Arizona is one of the states with the highest percentage of qualified census tracts. In fact, 44 percent of the census tracts in Arizona qualify for NMTC, and 41 percent of the census tracts in Pinal and Maricopa counties in the Phoenix area qualify for NMTC. Yet, the majority of companies we work with in the Phoenix area are not aware of this program.

Beyond the physical location, there are other factors that play into the evaluation of NMTC eligibility. The community impact of a project will also be evaluated. One aspect considered is the ability to create jobs that pay a living wage and offer benefits such as health, dental and vision benefits, retirement plans, vacation, and holiday and sick pay. Another aspect is jobs with training opportunities for advancement or jobs that are accessible to people without a college degree or formal training. And a third has to do with goods and services to the people living in the community — food, health services, education, job training, childcare or lodging.

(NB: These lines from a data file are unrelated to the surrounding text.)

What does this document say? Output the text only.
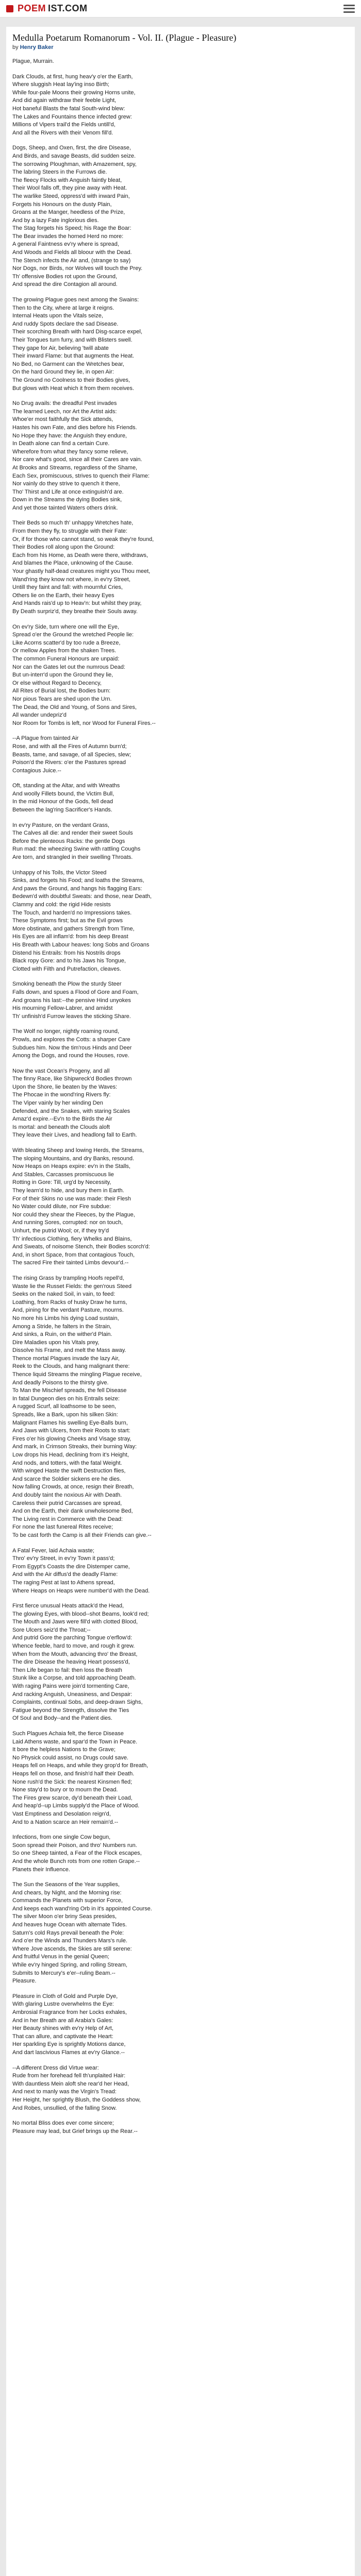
POEM IST.COM
Medulla Poetarum Romanorum - Vol. II. (Plague - Pleasure)
by Henry Baker

Plague, Murrain.

Dark Clouds, at first, hung heav'y o'er the Earth,

Where sluggish Heat lay'ing inso Birth;

While four-pale Moons their growing Horns unite,

And did again withdraw their feeble Light,

Hot baneful Blasts the fatal South-wind blew:

The Lakes and Fountains thence infected grew:

Millions of Vipers trail'd the Fields untill'd,

And all the Rivers with their Venom fill'd.

Dogs, Sheep, and Oxen, first, the dire Disease,

And Birds, and savage Beasts, did sudden seize.

The sorrowing Ploughman, with Amazement, spy,

The labring Steers in the Furrows die.

The fleecy Flocks with Anguish faintly bleat,

Their Wool falls off, they pine away with Heat.

The warlike Steed, oppress'd with inward Pain,

Forgets his Honours on the dusty Plain,

Groans at the Manger, heedless of the Prize,

And by a lazy Fate inglorious dies.

The Stag forgets his Speed; his Rage the Boar:

The Bear invades the horned Herd no more:

A general Faintness ev'ry where is spread,

And Woods and Fields all bloour with the Dead.

The Stench infects the Air and, (strange to say)

Nor Dogs, nor Birds, nor Wolves will touch the Prey.

Th' offensive Bodies rot upon the Ground,

And spread the dire Contagion all around.

The growing Plague goes next among the Swains:

Then to the City, where at large it reigns.

Internal Heats upon the Vitals seize,

And ruddy Spots declare the sad Disease.

Their scorching Breath with hard Disg-scarce expel,

Their Tongues turn furry, and with Blisters swell.

They gape for Air, believing 'twill abate

Their inward Flame: but that augments the Heat.

No Bed, no Garment can the Wretches bear,

On the hard Ground they lie, in open Air:

The Ground no Coolness to their Bodies gives,

But glows with Heat which it from them receives.

No Drug avails: the dreadful Pest invades

The learned Leech, nor Art the Artist aids:

Whoe'er most faithfully the Sick attends,

Hastes his own Fate, and dies before his Friends.

No Hope they have: the Anguish they endure,

In Death alone can find a certain Cure.

Wherefore from what they fancy some relieve,

Nor care what's good, since all their Cares are vain.

At Brooks and Streams, regardless of the Shame,

Each Sex, promiscuous, strives to quench their Flame:

Nor vainly do they strive to quench it there,

Tho' Thirst and Life at once extinguish'd are.

Down in the Streams the dying Bodies sink,

And yet those tainted Waters others drink.

Their Beds so much th' unhappy Wretches hate,

From them they fly, to struggle with their Fate:

Or, if for those who cannot stand, so weak they're found,

Their Bodies roll along upon the Ground:

Each from his Home, as Death were there, withdraws,

And blames the Place, unknowing of the Cause.

Your ghastly half-dead creatures might you Thou meet,

Wand'ring they know not where, in ev'ry Street,

Untill they faint and fall: with mournful Cries,

Others lie on the Earth, their heavy Eyes

And Hands rais'd up to Heav'n: but whilst they pray,

By Death surpriz'd, they breathe their Souls away.

On ev'ry Side, turn where one will the Eye,

Spread o'er the Ground the wretched People lie:

Like Acorns scatter'd by too rude a Breeze,

Or mellow Apples from the shaken Trees.

The common Funeral Honours are unpaid:

Nor can the Gates let out the numrous Dead:

But un-interr'd upon the Ground they lie,

Or else without Regard to Decency,

All Rites of Burial lost, the Bodies burn:

Nor pious Tears are shed upon the Urn.

The Dead, the Old and Young, of Sons and Sires,

All wander undepriz'd

Nor Room for Tombs is left, nor Wood for Funeral Fires.--

--A Plague from tainted Air

Rose, and with all the Fires of Autumn burn'd;

Beasts, tame, and savage, of all Species, slew;

Poison'd the Rivers: o'er the Pastures spread

Contagious Juice.--

Oft, standing at the Altar, and with Wreaths

And woolly Fillets bound, the Victim Bull,

In the mid Honour of the Gods, fell dead

Between the lag'ring Sacrificer's Hands.

In ev'ry Pasture, on the verdant Grass,

The Calves all die: and render their sweet Souls

Before the plenteous Racks: the gentle Dogs

Run mad: the wheezing Swine with rattling Coughs

Are torn, and strangled in their swelling Throats.

Unhappy of his Toils, the Victor Steed

Sinks, and forgets his Food; and loaths the Streams,

And paws the Ground, and hangs his flagging Ears:

Bedewn'd with doubtful Sweats: and those, near Death,

Clammy and cold: the rigid Hide resists

The Touch, and harden'd no Impressions takes.

These Symptoms first; but as the Evil grows

More obstinate, and gathers Strength from Time,

His Eyes are all inflam'd: from his deep Breast

His Breath with Labour heaves: long Sobs and Groans

Distend his Entrails: from his Nostrils drops

Black ropy Gore: and to his Jaws his Tongue,

Clotted with Filth and Putrefaction, cleaves.

Smoking beneath the Plow the sturdy Steer

Falls down, and spues a Flood of Gore and Foam,

And groans his last:--the pensive Hind unyokes

His mourning Fellow-Labrer, and amidst

Th' unfinish'd Furrow leaves the sticking Share.

The Wolf no longer, nightly roaming round,

Prowls, and explores the Cotts: a sharper Care

Subdues him. Now the tim'rous Hinds and Deer

Among the Dogs, and round the Houses, rove.

Now the vast Ocean's Progeny, and all

The finny Race, like Shipwreck'd Bodies thrown

Upon the Shore, lie beaten by the Waves:

The Phocae in the wond'ring Rivers fly:

The Viper vainly by her winding Den

Defended, and the Snakes, with staring Scales

Amaz'd expire.--Ev'n to the Birds the Air

Is mortal: and beneath the Clouds aloft

They leave their Lives, and headlong fall to Earth.

With bleating Sheep and lowing Herds, the Streams,

The sloping Mountains, and dry Banks, resound.

Now Heaps on Heaps expire: ev'n in the Stalls,

And Stables, Carcasses promiscuous lie

Rotting in Gore: Till, urg'd by Necessity,

They learn'd to hide, and bury them in Earth.

For of their Skins no use was made: their Flesh

No Water could dilute, nor Fire subdue:

Nor could they shear the Fleeces, by the Plague,

And running Sores, corrupted: nor on touch,

Unhurt, the putrid Wool; or, if they try'd

Th' infectious Clothing, fiery Whelks and Blains,

And Sweats, of noisome Stench, their Bodies scorch'd:

And, in short Space, from that contagious Touch,

The sacred Fire their tainted Limbs devour'd.--

The rising Grass by trampling Hoofs repell'd,

Waste lie the Russet Fields: the gen'rous Steed

Seeks on the naked Soil, in vain, to feed:

Loathing, from Racks of husky Draw he turns,

And, pining for the verdant Pasture, mourns.

No more his Limbs his dying Load sustain,

Among a Stride, he falters in the Strain,

And sinks, a Ruin, on the wither'd Plain.

Dire Maladies upon his Vitals prey,

Dissolve his Frame, and melt the Mass away.

Thence mortal Plagues invade the lazy Air,

Reek to the Clouds, and hang malignant there:

Thence liquid Streams the mingling Plague receive,

And deadly Poisons to the thirsty give.

To Man the Mischief spreads, the fell Disease

In fatal Dungeon dies on his Entrails seize:

A rugged Scurf, all loathsome to be seen,

Spreads, like a Bark, upon his silken Skin:

Malignant Flames his swelling Eye-Balls burn,

And Jaws with Ulcers, from their Roots to start:

Fires o'er his glowing Cheeks and Visage stray,

And mark, in Crimson Streaks, their burning Way:

Low drops his Head, declining from it's Height,

And nods, and totters, with the fatal Weight.

With winged Haste the swift Destruction flies,

And scarce the Soldier sickens ere he dies.

Now falling Crowds, at once, resign their Breath,

And doubly taint the noxious Air with Death.

Careless their putrid Carcasses are spread,

And on the Earth, their dank unwholesome Bed,

The Living rest in Commerce with the Dead:

For none the last funereal Rites receive;

To be cast forth the Camp is all their Friends can give.--

A Fatal Fever, laid Achaia waste;

Thro' ev'ry Street, in ev'ry Town it pass'd;

From Egypt's Coasts the dire Distemper came,

And with the Air diffus'd the deadly Flame:

The raging Pest at last to Athens spread,

Where Heaps on Heaps were number'd with the Dead.

First fierce unusual Heats attack'd the Head,

The glowing Eyes, with blood--shot Beams, look'd red;

The Mouth and Jaws were fill'd with clotted Blood,

Sore Ulcers seiz'd the Throat;--

And putrid Gore the parching Tongue o'erflow'd:

Whence feeble, hard to move, and rough it grew.

When from the Mouth, advancing thro' the Breast,

The dire Disease the heaving Heart possess'd,

Then Life began to fail: then loss the Breath

Stunk like a Corpse, and told approaching Death.

With raging Pains were join'd tormenting Care,

And racking Anguish, Uneasiness, and Despair:

Complaints, continual Sobs, and deep-drawn Sighs,

Fatigue beyond the Strength, dissolve the Ties

Of Soul and Body--and the Patient dies.

Such Plagues Achaia felt, the fierce Disease

Laid Athens waste, and spar'd the Town in Peace.

It bore the helpless Nations to the Grave;

No Physick could assist, no Drugs could save.

Heaps fell on Heaps, and while they grop'd for Breath,

Heaps fell on those, and finish'd half their Death.

None rush'd the Sick: the nearest Kinsmen fled;

None stay'd to bury or to mourn the Dead.

The Fires grew scarce, dy'd beneath their Load,

And heap'd--up Limbs supply'd the Place of Wood.

Vast Emptiness and Desolation reign'd,

And to a Nation scarce an Heir remain'd.--

Infections, from one single Cow begun,

Soon spread their Poison, and thro' Numbers run.

So one Sheep tainted, a Fear of the Flock escapes,

And the whole Bunch rots from one rotten Grape.--

Planets their Influence.

The Sun the Seasons of the Year supplies,

And chears, by Night, and the Morning rise:

Commands the Planets with superior Force,

And keeps each wand'ring Orb in it's appointed Course.

The silver Moon o'er briny Seas presides,

And heaves huge Ocean with alternate Tides.

Saturn's cold Rays prevail beneath the Pole:

And o'er the Winds and Thunders Mars's rule.

Where Jove ascends, the Skies are still serene:

And fruitful Venus in the genial Queen;

While ev'ry hinged Spring, and rolling Stream,

Submits to Mercury's e'er--ruling Beam.--

Pleasure.

Pleasure in Cloth of Gold and Purple Dye,

With glaring Lustre overwhelms the Eye:

Ambrosial Fragrance from her Locks exhales,

And in her Breath are all Arabia's Gales:

Her Beauty shines with ev'ry Help of Art,

That can allure, and captivate the Heart:

Her sparkling Eye is sprightly Motions dance,

And dart lascivious Flames at ev'ry Glance.--

--A different Dress did Virtue wear:

Rude from her forehead fell th'unplaited Hair:

With dauntless Mein aloft she rear'd her Head,

And next to manly was the Virgin's Tread:

Her Height, her sprightly Blush, the Goddess show,

And Robes, unsullied, of the falling Snow.

No mortal Bliss does ever come sincere;

Pleasure may lead, but Grief brings up the Rear.--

NMTC can help fill gaps in a business’s financing structure on a smaller side as well. For example, if a business has a $1 million financing need and a traditional loan will only cover $700,000, a NMTC loan can help bridge the gap without the business owner having to do things like selling equity in the company. These loans can give a businessperson a competitive advantage by enabling expansion of the business in ways that may not have been possible with traditional financing alone.

While there are many benefits to NMTC, there are things to be aware of in considering this option. Some business types are not eligible, including casinos, liquor stores, golf courses and country clubs.

Companies with substantial cash on hand may not qualify. In addition, NMTC is somewhat complicated during the closing process and it’s wised to be armed with partners, like a banking partner, accountant and attorney, who have done this before.

The more complex the deal, the higher the costs, and the easiest way to manage expenses is to have experienced parties involved.

Jeff Friesen is the president of Enterprise Bank & Trust’s Arizona Region. Friesen is responsible for overseeing the fulfillment of current clients’ business and personal banking needs. He leads the Commercial & Industrial and Commercial Real Estate lending groups, as well as all Tax Credit Finance, including New Market Tax Credit and Historical Tax Credits.